On March 21, 1994, the Environmental Protection Agency published "Model Standards and Techniques for Control of New Residential Buildings" in the Federal Register (Vol 59, No. 54, 13402-13416).  The rule addresses the EPA's Map of Radon Potential Zones and "unique radon potential that may exist in their local building areas."  Radium profiles are a prime indication of any "unique radon potentials."

In the Fall of 1994, DCA refocused much of its resources from single family homes to large buildings. The key research areas of importance for the large buildings have now been funded, but results are just beginning to become available.  Several demonstration projects are underway.  Some of the major passive construction techniques certainly apply to the foundations of larger buildings and there appears to be a higher potential for slab penetrations and joints that need to be sealed against radon transport.  Radium profiles before initial planning will be extremely important as excavations and below-surface structures are more common for the larger buildings.  At this time, it appears that the same indoor standards will be applied regardless of occupancy factors.

It is clear that some lands in Florida may require the maximum effort of radon resistant construction currently known as well as pre-construction installation of sub-slab systems.  It is also clear that land destined for development need to be evaluated at the earliest possible stage to determine if they have low, medium or high potentials for radon transport.  The intent of this type of investigation is to provide such decisions.  For those potential developments that plan earth moving for drainage retention basins; for first floor flood protection; for the creation of lakes and aesthetic contours; or for amenities such as golf courses and clubhouses, early knowledge of the radon potentials materials is an invaluable first line defense against future indoor radon problems.  The investigation described in this report provides such a defense and has proven to greatly reduce the indoor radon of the final developments.

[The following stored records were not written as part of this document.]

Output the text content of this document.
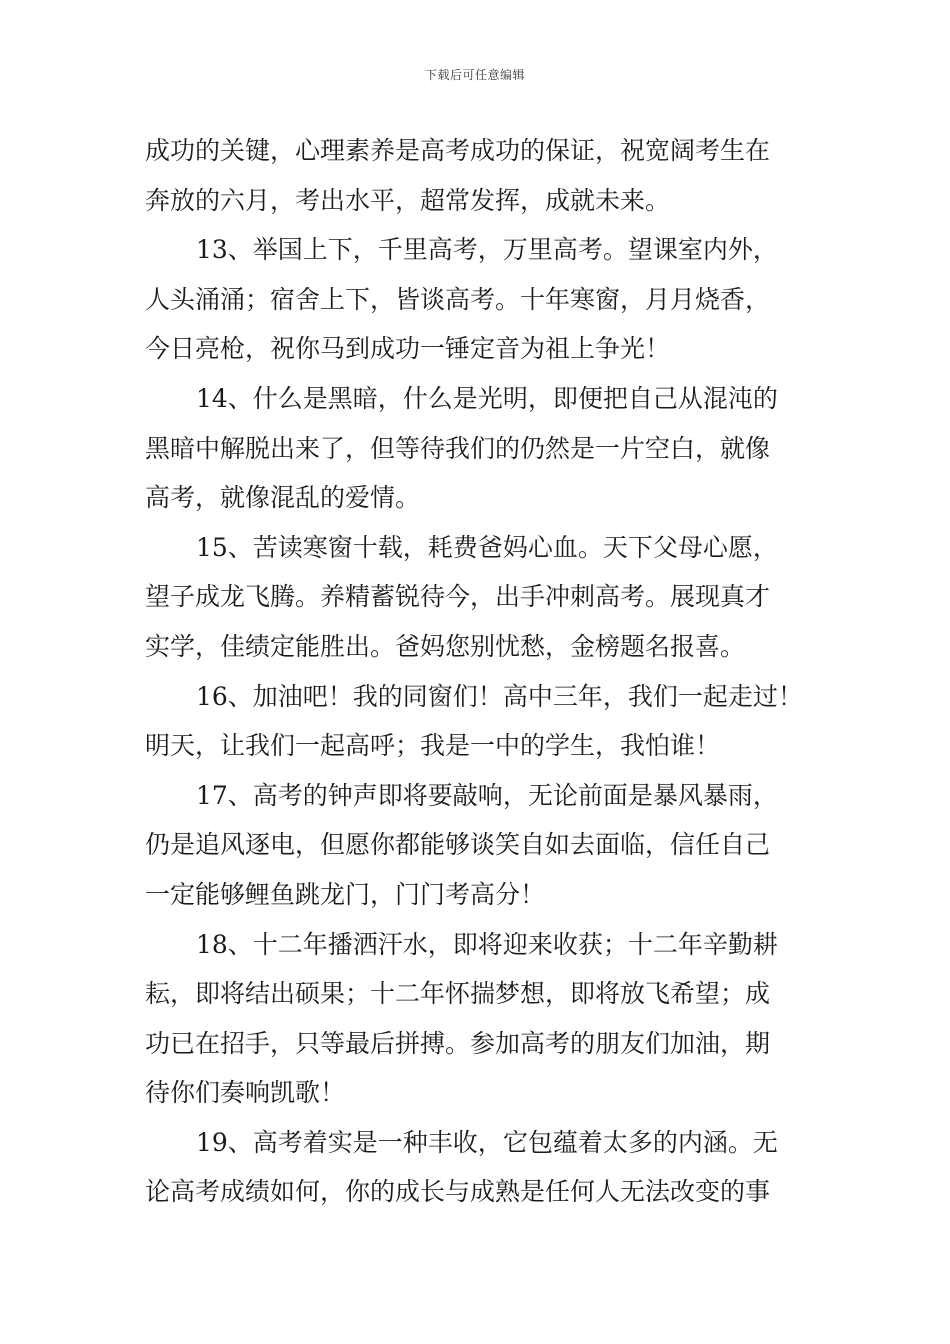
下载后可任意编辑
成功的关键，心理素养是高考成功的保证，祝宽阔考生在
奔放的六月，考出水平，超常发挥，成就未来。
13、举国上下，千里高考，万里高考。望课室内外，
人头涌涌；宿舍上下，皆谈高考。十年寒窗，月月烧香，
今日亮枪，祝你马到成功一锤定音为祖上争光！
14、什么是黑暗，什么是光明，即便把自己从混沌的
黑暗中解脱出来了，但等待我们的仍然是一片空白，就像
高考，就像混乱的爱情。
15、苦读寒窗十载，耗费爸妈心血。天下父母心愿，
望子成龙飞腾。养精蓄锐待今，出手冲刺高考。展现真才
实学，佳绩定能胜出。爸妈您别忧愁，金榜题名报喜。
16、加油吧！我的同窗们！高中三年，我们一起走过！
明天，让我们一起高呼；我是一中的学生，我怕谁！
17、高考的钟声即将要敲响，无论前面是暴风暴雨，
仍是追风逐电，但愿你都能够谈笑自如去面临，信任自己
一定能够鲤鱼跳龙门，门门考高分！
18、十二年播洒汗水，即将迎来收获；十二年辛勤耕
耘，即将结出硕果；十二年怀揣梦想，即将放飞希望；成
功已在招手，只等最后拼搏。参加高考的朋友们加油，期
待你们奏响凯歌！
19、高考着实是一种丰收，它包蕴着太多的内涵。无
论高考成绩如何，你的成长与成熟是任何人无法改变的事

Basically, the procedure is to simply add radium 226 (the source of radon) analyses to the valuable geotechnical investigations performed for a potential development site.  One addition parameter, after the expense of core drilling and interpretation, is a small added expense that provides an extremely important data set that can be used for engineering decisions well before the first ground is broken.

Developers, financing institutions, political units, zoning agencies, builders and potential homeowners need specific guidelines to apply to generated radium profiles.  One set of materials guidelines was developed by Dr. Bolch for presentation to Sarasota County in 1985.  The central question at that time was the eventual placement of materials excavated from artificial lakes.  Since radium concentrations often increase with depth, at what concentrations should there be changes in the management of this excavated fill?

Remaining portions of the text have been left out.